With no desire to witness the spectacle of their departure, Edmund and his wife set off into the bay on the
Helen May
. But later that evening, his little yacht passed quite close to the Greek steamer. ‘I never expect to see such a sight again,’ he wrote. ‘Herded about the ship in every corner available were donkeys, goats, sheep, pigs, dogs and poultry mixed up with crowds of men, women and children of all ages.’ The villagers had taken absolutely everything they possessed. ‘Baggage and litter of every description were piled up in all sorts of ways, as even doors and shutters had been wrenched from the houses and carried away. Quite a lot of this was hanging on the rigging Christmas-tree like.’ There were too many people to fit aboard the steamer so other craft had been requisitioned. ‘The steamer had about fifteen or more small boats in tow, all likewise full of baggage and with one or more human beings in charge.’

When the Greek villagers caught sight of the
Helen May
, they let out a great cheer. ‘The people must have been glad to get away and feel quite safe at last, for the shouts which greeted us as we passed afforded unmistakable evidence of this.’

Edmund had promised the villagers that he would continue to water their crops and harvest them when they were ready. This he duly did, selling them in Smyrna and then delivering the money to the islanders who had built new lives on Mytilene.

Although Edmund was glad that he had been able to evacuate the villagers in some semblance of order, he was desperately sorry to see them go. ‘I do not think that I shall ever forget the awful loneliness which brooded over the village after its evacuation by the inhabitants, about four thousand souls. A few stray dogs and cats were the only living creatures left behind and it was pitiful to hear the dogs howl at night.’

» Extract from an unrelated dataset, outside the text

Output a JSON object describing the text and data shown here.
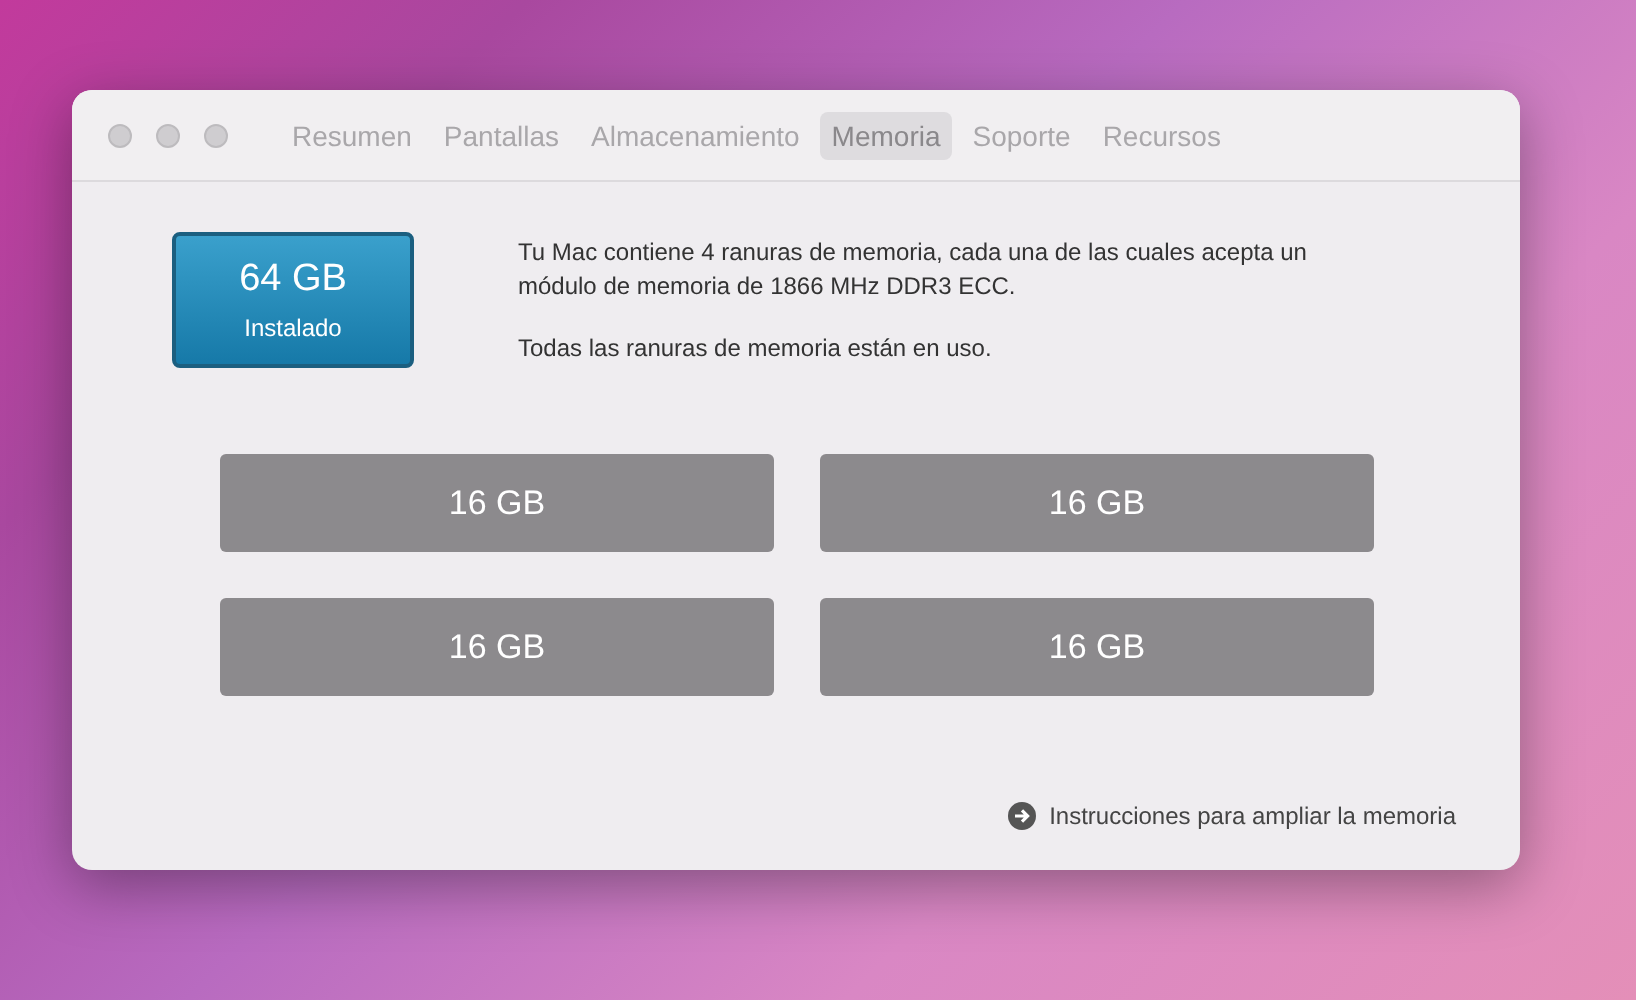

The evacuation of Long Island was one of the last upheavals in the long months of unrest. A visit to Smyrna by the Minister of the Interior defused the tension and the
chettes
’ reign of terror temporarily came to an end. But as the summer heat intensified, it became increasingly apparent that all was not well in the world of international politics. Turkey was about to become embroiled in the countdown to war – and the side that she would take in the forthcoming conflict would be decided not in Smyrna or in Constantinople, but in the English city of Newcastle, on the River Tyne.